Brussels: Counterparty limits on Ucits funds to be amended in light of mandatory OTC clearing

LegalOperational RiskRegulation
06 Sep, 2012

The European Commission has hinted it will revise counterparty limits for Ucits managers trading OTC derivatives in light of mandatory clearing of swaps.

Existing legislation states that Ucits funds cannot have more than 5% of their assets exposed to a counterparty to an OTC derivative transaction, or 10% if that counterparty is a credit institution. However, mandatory clearing, as it stands, will force some swap traders, including Ucits managers to be 100% exposed to a clearing member or CCP.

Speaking in Brussels, Tilman Leuder, head of the asset management unit at the European Commission, indicated that Ucits counterparty limits would only be applied to OTC derivatives which are transacted bilaterally. “The Commission’s staff is currently reviewing what kind of counterparty exposure rules are most appropriate for swaps that in future must be cleared centrally,” said Leuder.
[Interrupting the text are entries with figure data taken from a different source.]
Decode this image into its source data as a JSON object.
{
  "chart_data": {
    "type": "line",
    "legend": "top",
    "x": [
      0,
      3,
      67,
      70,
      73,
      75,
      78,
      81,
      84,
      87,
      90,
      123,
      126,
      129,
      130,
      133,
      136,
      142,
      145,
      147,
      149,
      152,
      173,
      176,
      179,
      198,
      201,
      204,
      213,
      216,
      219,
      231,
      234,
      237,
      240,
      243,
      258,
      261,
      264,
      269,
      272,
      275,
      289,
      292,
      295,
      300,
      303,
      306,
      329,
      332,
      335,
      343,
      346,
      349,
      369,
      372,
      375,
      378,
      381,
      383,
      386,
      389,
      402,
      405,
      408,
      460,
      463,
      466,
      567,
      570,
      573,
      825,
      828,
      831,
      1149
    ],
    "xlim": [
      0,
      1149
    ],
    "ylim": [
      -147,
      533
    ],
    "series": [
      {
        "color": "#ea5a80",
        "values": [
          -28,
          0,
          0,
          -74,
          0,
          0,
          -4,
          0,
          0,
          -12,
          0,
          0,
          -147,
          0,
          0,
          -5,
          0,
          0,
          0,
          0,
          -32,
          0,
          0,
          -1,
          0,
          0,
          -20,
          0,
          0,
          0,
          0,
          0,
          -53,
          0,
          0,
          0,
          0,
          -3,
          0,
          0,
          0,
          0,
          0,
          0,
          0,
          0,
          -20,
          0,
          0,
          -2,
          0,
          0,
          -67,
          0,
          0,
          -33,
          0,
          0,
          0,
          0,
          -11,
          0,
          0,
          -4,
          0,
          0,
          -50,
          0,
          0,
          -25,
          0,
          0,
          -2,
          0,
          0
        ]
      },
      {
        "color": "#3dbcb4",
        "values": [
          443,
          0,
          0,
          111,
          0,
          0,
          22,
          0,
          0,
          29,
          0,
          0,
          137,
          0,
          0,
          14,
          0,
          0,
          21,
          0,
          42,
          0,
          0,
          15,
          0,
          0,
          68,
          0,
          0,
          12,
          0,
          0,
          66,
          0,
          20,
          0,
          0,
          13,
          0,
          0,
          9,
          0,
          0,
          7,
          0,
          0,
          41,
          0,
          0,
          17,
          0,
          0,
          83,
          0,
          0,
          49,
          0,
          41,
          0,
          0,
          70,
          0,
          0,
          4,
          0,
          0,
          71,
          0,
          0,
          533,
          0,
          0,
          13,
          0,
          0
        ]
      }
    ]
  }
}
EMIR was widely criticised for not being compatible with Ucits. The rules would have prevented Ucits managers from trading centrally cleared swaps, or would have required them theoretically to clear through as many as 20 clearing houses.  “It is pretty clear that a centrally cleared swap is not the OTC derivative transaction of the type the Ucits rules on counterparty exposure intended to capture,” said Leuder.

It is expected these eased counterparty limits will apply to Ucits managers clearing their trades through CCPs in the EU. However, there is still uncertainty whether these rules will apply to Ucits managers clearing their trades through a non-EU CCP, although it possible non-EU CCPs which meet EMIR standards will be included.

The recent July 2012 Ucits consultation asked for public comment about whether counterparty limits for Ucits funds trading CCP-eligible swaps should be rescinded. It is widely expected a decision on these rules will come well in advance of any proposals on Ucits VI given that central clearing is likely to be implemented no later than 2013 in both the EU and US.